Because it’s expensive.

Hublot-adIndeed, in the long-term, one of the largest complaints I have heard from consumers is “Hey, my Timex is a fantastic watch and it costs $20. What do these watches do that my Timex won’t?” The honest answer? Very little. Unless you are unloading a pretty penny for a watch with a moon-phase dial, these $2,000+ watches will not tell you anything that a sports watch cannot. As a matter of fact, the average sports watch has a stopwatch, a clock, a calendar, a calculator, and the option to switch between standard and military time. If you take a look at many of the brand-name watches, some of their men’s models do not even look different from the average sports watch – covered in dials with slim red watch hands that resemble the brash gauges of a car.

On average, a buyer of any luxury watch will spend at least $1,000. If you are looking for watches from the Breguet or Hublot lines, expect to pay more along the like $6,000. That is barring the chance that you purchased a limited edition watch, wherein you could have shelled out millions of dollars for a watch that does less than your junker Gojo’s sports watch.

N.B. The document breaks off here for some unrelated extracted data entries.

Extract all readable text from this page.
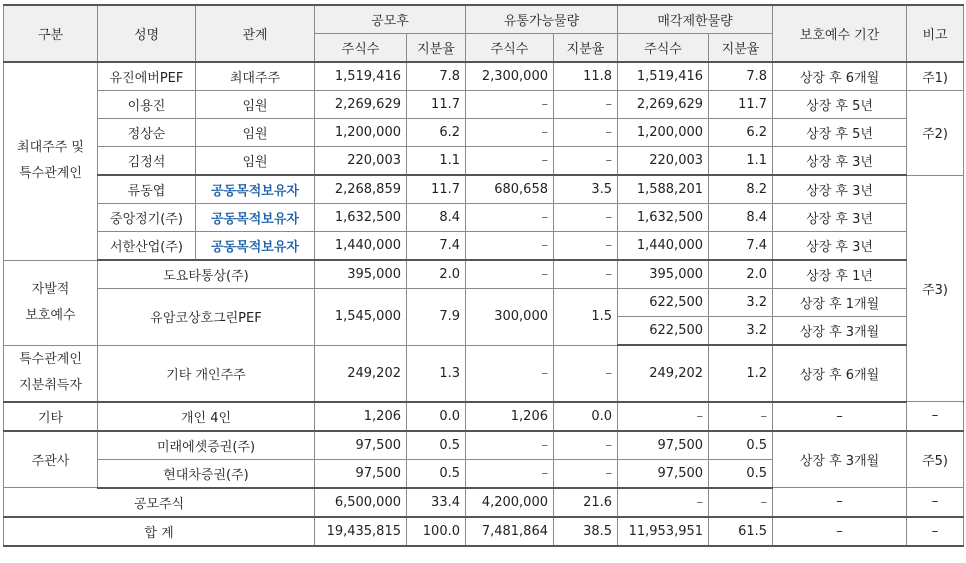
구분	성명	관계	공모후		유통가능물량		매각제한물량		보호예수 기간	비고	
			주식수	지분율	주식수	지분율	주식수	지분율			

최대주주 및
특수관계인	유진에버PEF	최대주주	1,519,416	7.8	2,300,000	11.8	1,519,416	7.8	상장 후 6개월	주1)	
	이용진	임원	2,269,629	11.7	–	–	2,269,629	11.7	상장 후 5년	주2)	
	정상순	임원	1,200,000	6.2	–	–	1,200,000	6.2	상장 후 5년		
	김정석	임원	220,003	1.1	–	–	220,003	1.1	상장 후 3년		
	류동엽	공동목적보유자	2,268,859	11.7	680,658	3.5	1,588,201	8.2	상장 후 3년	주3)	
	중앙정기(주)	공동목적보유자	1,632,500	8.4	–	–	1,632,500	8.4	상장 후 3년		
	서한산업(주)	공동목적보유자	1,440,000	7.4	–	–	1,440,000	7.4	상장 후 3년		

자발적
보호예수	도요타통상(주)		395,000	2.0	–	–	395,000	2.0	상장 후 1년		
	유암코상호그린PEF		1,545,000	7.9	300,000	1.5	622,500	3.2	상장 후 1개월		
							622,500	3.2	상장 후 3개월		

특수관계인
지분취득자	기타 개인주주		249,202	1.3	–	–	249,202	1.2	상장 후 6개월	
기타	개인 4인		1,206	0.0	1,206	0.0	–	–	–	–	
주관사	미래에셋증권(주)		97,500	0.5	–	–	97,500	0.5	상장 후 3개월	주5)	
	현대차증권(주)		97,500	0.5	–	–	97,500	0.5			
공모주식			6,500,000	33.4	4,200,000	21.6	–	–	–	–	
합 계			19,435,815	100.0	7,481,864	38.5	11,953,951	61.5	–	–	
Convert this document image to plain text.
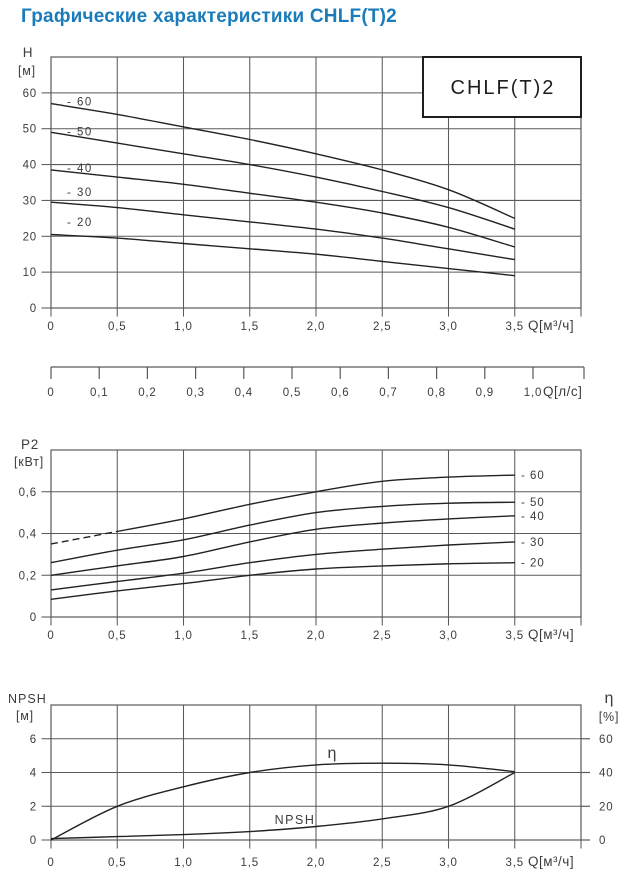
Графические характеристики CHLF(T)2
0	0,5	1,0	1,5	2,0	2,5	3,0	3,5 Q[м³/ч]
0
10
20
30
40
50
60
- 60
- 50
- 40
- 30
- 20
CHLF(T)2
H
[м]
0	0,1	0,2	0,3	0,4	0,5	0,6	0,7	0,8	0,9	1,0 Q[л/с]
0	0,5	1,0	1,5	2,0	2,5	3,0	3,5 Q[м³/ч]
0
0,2
0,4
0,6
- 60
- 50
- 40
- 30
- 20
P2
[кВт]
0	0,5	1,0	1,5	2,0	2,5	3,0	3,5 Q[м³/ч]
0
2
4
6
0
20
40
60
η
NPSH
NPSH
[м]
η
[%]
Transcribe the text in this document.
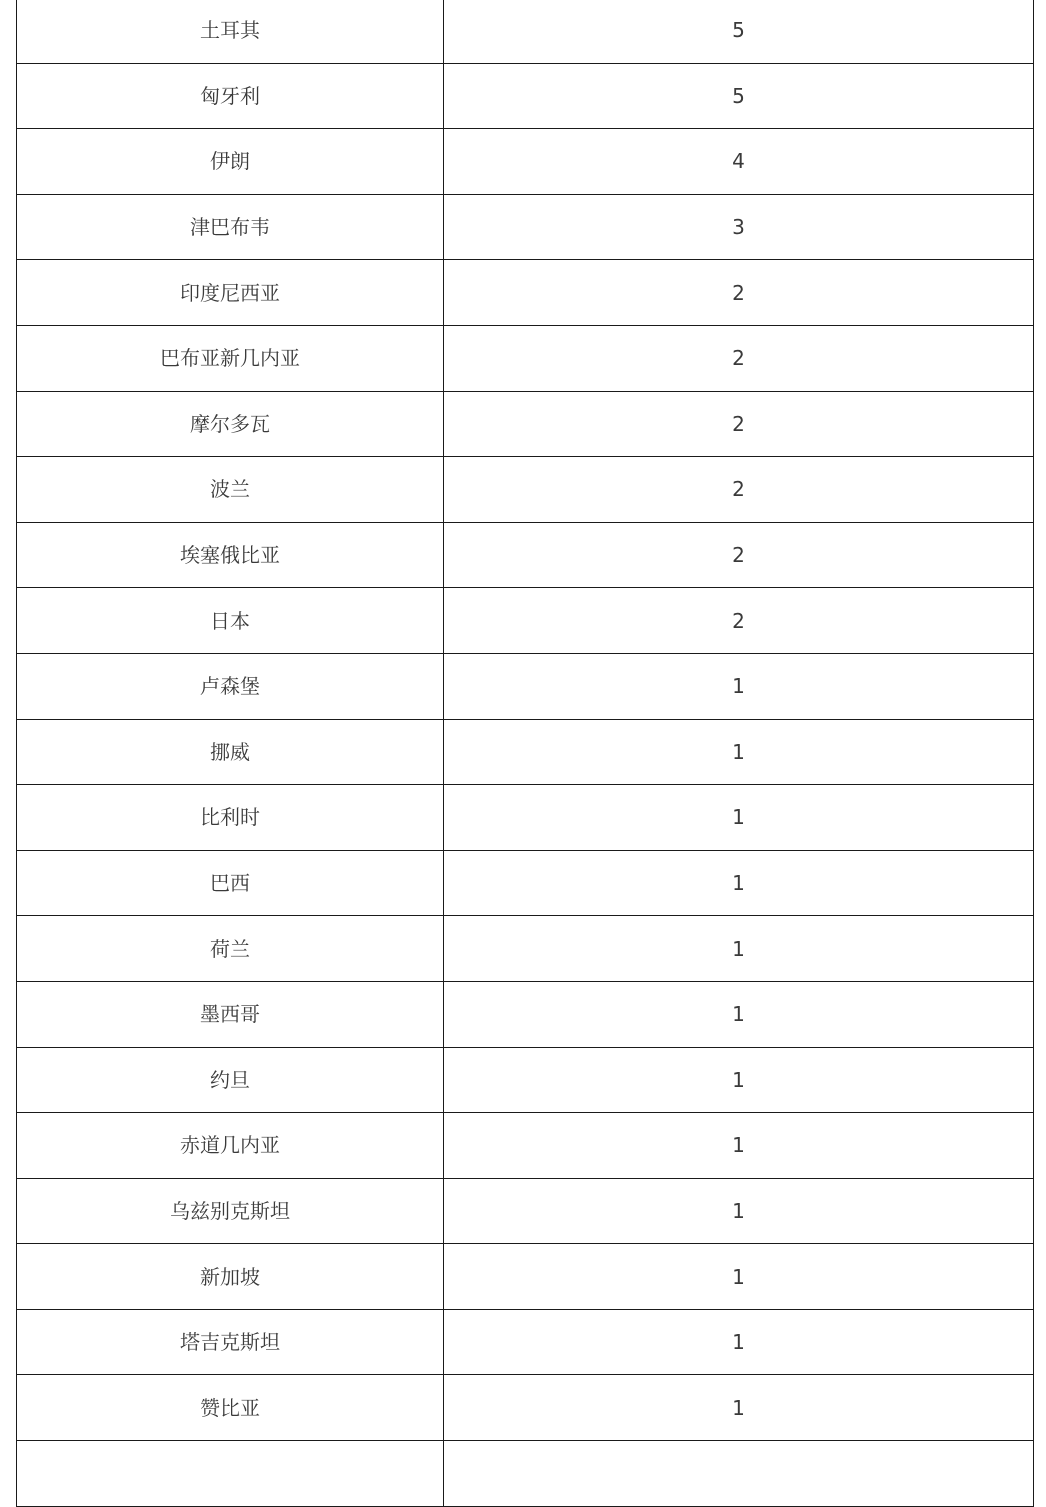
土耳其	5
匈牙利	5
伊朗	4
津巴布韦	3
印度尼西亚	2
巴布亚新几内亚	2
摩尔多瓦	2
波兰	2
埃塞俄比亚	2
日本	2
卢森堡	1
挪威	1
比利时	1
巴西	1
荷兰	1
墨西哥	1
约旦	1
赤道几内亚	1
乌兹别克斯坦	1
新加坡	1
塔吉克斯坦	1
赞比亚	1
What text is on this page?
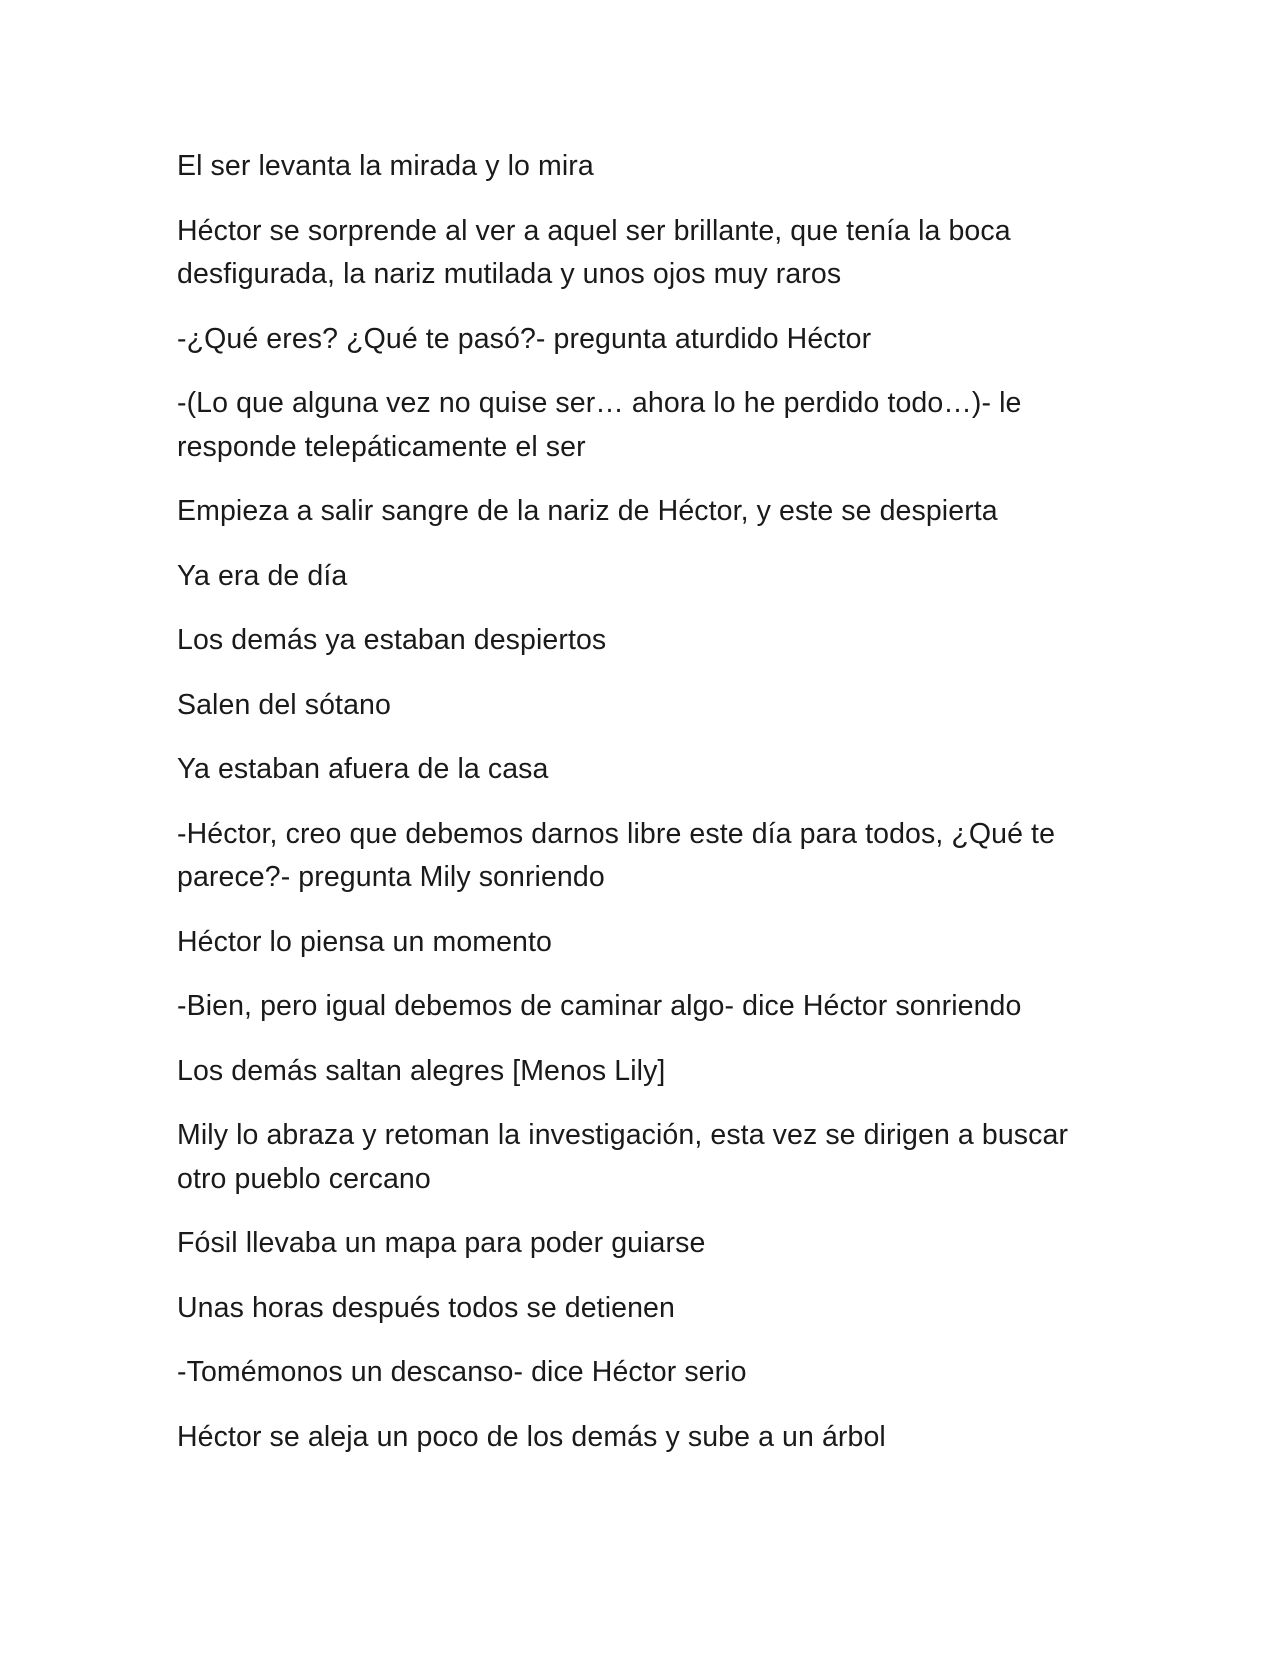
El ser levanta la mirada y lo mira

Héctor se sorprende al ver a aquel ser brillante, que tenía la boca desfigurada, la nariz mutilada y unos ojos muy raros

-¿Qué eres? ¿Qué te pasó?- pregunta aturdido Héctor

-(Lo que alguna vez no quise ser… ahora lo he perdido todo…)- le responde telepáticamente el ser

Empieza a salir sangre de la nariz de Héctor, y este se despierta

Ya era de día

Los demás ya estaban despiertos

Salen del sótano

Ya estaban afuera de la casa

-Héctor, creo que debemos darnos libre este día para todos, ¿Qué te parece?- pregunta Mily sonriendo

Héctor lo piensa un momento

-Bien, pero igual debemos de caminar algo- dice Héctor sonriendo

Los demás saltan alegres [Menos Lily]

Mily lo abraza y retoman la investigación, esta vez se dirigen a buscar otro pueblo cercano

Fósil llevaba un mapa para poder guiarse

Unas horas después todos se detienen

-Tomémonos un descanso- dice Héctor serio

Héctor se aleja un poco de los demás y sube a un árbol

You may wish to argue that a luxury watch is expensive due to the precision of its inner workings, but what exactly does that provide for the average wrist-gazer other than a warranty? The fine features of thousand-dollar watches really only boil down to how smoothly the watch winds, an activity which you perform perhaps twice in the watch’s lifetime, and whether or not the clock hands jerk when they move from number to number. Perhaps if we all took a little more time to stare at our watches over the course of the day, we would appreciate this clearly-needed change.

Hublot has one advantage over the excessively luxurious watches that are pumped out by public companies, which is that the designs it creates can have some genuine creativity in them. Bullet-case pocket-watches and clock faces that are open to the gears and cogs inside are only a few examples of some of the truly unique designs you can see with Hublot. The brand also creates mostly in a black palate, which is a mercy for any wardrobe considering very few of their watches are small and demure.

In the end, sadly, the price for a luxury watch is, like the Hublot ad, a thuggish mugging … of your wallet.